Ana teve um lindo sonho. Neste sonho, ela flutuava pela Ilha dos Pássaros. Uma luz dourada envolvia todo o seu corpo, que estava tão leve quanto as asas de uma borboleta. Além disso, trajava um vestido azul-claro, da cor do céu limpo, que a lembrou muito das vestimentas das rainhas das histórias que gostava de ler.
Ela se viu passando sobre os girassóis, pelo jardim da cisne, sobrevoando as flores e o lago. A ave estava lá, bela como sempre, conversando com as abelhas e os seres que viviam no lago. Depois, subindo aos céus e vendo o topo das árvores sob seus pés, ela viu o leão com seus amigos observando o alvorecer, a grande e elegante árvore que nutria toda aquela ilha, o gato branco com suas preciosas velas, o gentil elefante, a corajosa corvo e, por último, o cão-guardião; que contemplava o crepúsculo silencioso.
O vento a levou para uma parte desconhecida da ilha a partir de então. Passando por bosques, lagos, montanhas — e até mares — ela foi levada a um castelo. Feito de tijolos acastanhados, com muitas torres e janelas, era rodeado de árvores e riachos. Havia um jardim muito bem cuidado no pátio, e alguns cavalos pastavam no campo aberto. A menina não conseguiu ver muito além disso, pois logo foi levada para dentro do castelo.
Lá, o antigo prisioneiro da ilha estava sentado em seu trono, com roupas bonitas e o olhar gentil. Seus cabelos haviam crescido até a altura dos ombros, onde uma delicada coroa de ouro repousava. Ana não sabia como o homem havia conseguido construir seu tão amado castelo — e como se tornara rei de algum próspero reino do outro mundo. O que a menina não sabia, porém, era que os reis e rainhas daquele mundo só podiam ser dignos de riquezas quando se tornavam tão nobres quanto o próprio ouro.
O homem olhou para Ana, que flutuava à sua frente. Havia muitas outras pessoas ao redor, todas parecendo muito alegres, mas apenas o rei a via. Ele sorriu para a menina, e ela teve a impressão mais uma vez de que não se tratava da mesma pessoa. Sua expressão estava mais leve e harmoniosa, o olhar doce e compassivo. Nada parecido com aquele humano colérico que Ana encontrou preso, brigando consigo mesmo e com objetos inanimados.
Ele pegou a coroa de ouro de sua cabeça e estendeu os braços, colocando-a sobre os cabelos da menina.
— Imperatriz do coração — ele disse, reverente. — Seja bem-vinda novamente.
Ana devolveu-lhe o sorriso, sentindo o peso da coroa sobre a cabeça. O sonho mudou repentinamente, e a menina se viu envolta em brumas. Percebeu, então, que estava atravessando as nuvens do céu. Ela subiu até ficar acima delas — nuvens branquinhas que se transformavam a cada segundo. Queria poder ficar ali mais um pouco, pois sempre quis tocar as nuvens também; mas algo mais grandioso a aguardava.
O corpo da menina foi sendo puxado cada vez mais para o alto. O céu se tornava mais escuro conforme ascendia, atravessando a troposfera terrestre. Bem mais acima das nuvens, ela se surpreendeu ao ver casas, prédios, ruas e estradas; as quais ela atravessou sem dificuldade, observando todo o movimento daquele lugar que parecia tão real quanto as cidades de seu mundo. Ela nunca imaginou que haveria cidades nos céus — quem sabe as estrelas seriam, então, as luzes daquelas casas celestes?

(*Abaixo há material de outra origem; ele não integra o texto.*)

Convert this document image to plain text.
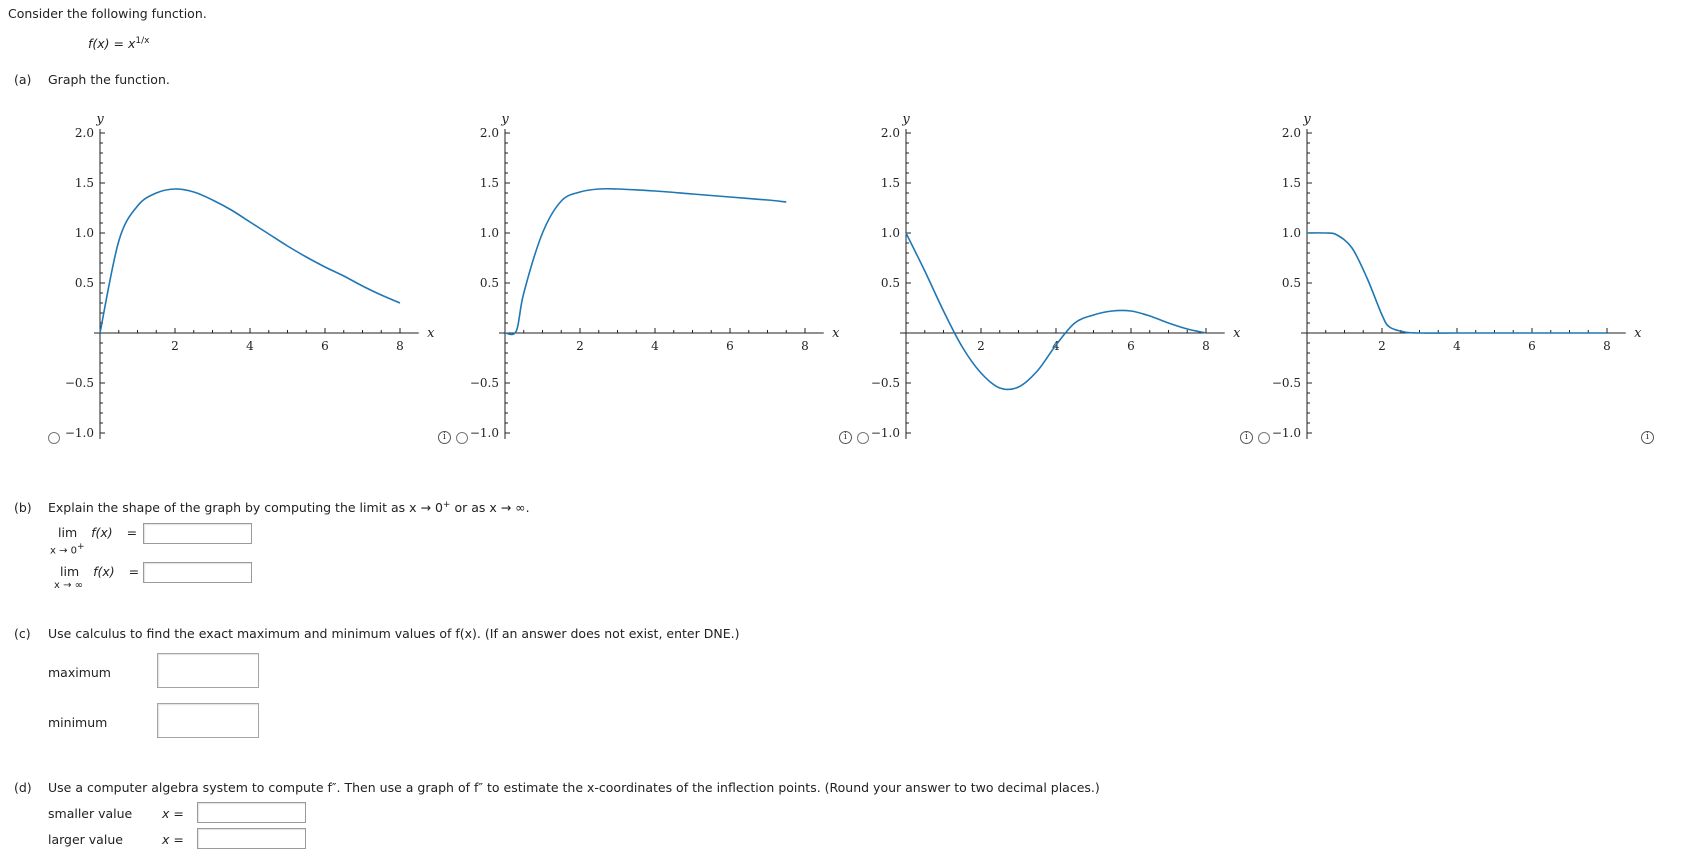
Consider the following function.
$f(x) = x^{1/x}$
(a) Graph the function.
i
2.0
1.5
1.0
0.5
−0.5
−1.0
2	4	6	8
y
x
i
2.0
1.5
1.0
0.5
−0.5
−1.0
2	4	6	8
y
x
i
2.0
1.5
1.0
0.5
−0.5
−1.0
2	4	6	8
y
x
i
2.0
1.5
1.0
0.5
−0.5
−1.0
2	4	6	8
y
x
(b) Explain the shape of the graph by computing the limit as x → 0+ or as x → ∞.
lim f(x) =
x → 0+
lim f(x) =
x → ∞
(c) Use calculus to find the exact maximum and minimum values of f(x). (If an answer does not exist, enter DNE.)
maximum
minimum
(d) Use a computer algebra system to compute f″. Then use a graph of f″ to estimate the x-coordinates of the inflection points. (Round your answer to two decimal places.)
smaller value x =
larger value	x =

Ela não ficou por muito tempo ali, pois Ana subia cada vez mais rápido à medida que ultrapassava as camadas da atmosfera planetária. E então, quando se deu conta, estava pairando pelo cosmo, vendo o planeta azul bem abaixo dos seus olhos — tão grandioso e bonito. Ana se afastou um pouco mais, observando os pontos brilhantes por todo o interior da Terra. Talvez os astronautas concluiriam que se tratava de uma extensa rede elétrica; mas para Ana, o fato apenas comprovava uma de suas teorias infantis: de que cada pessoa era uma estrela que refletia os astros do universo.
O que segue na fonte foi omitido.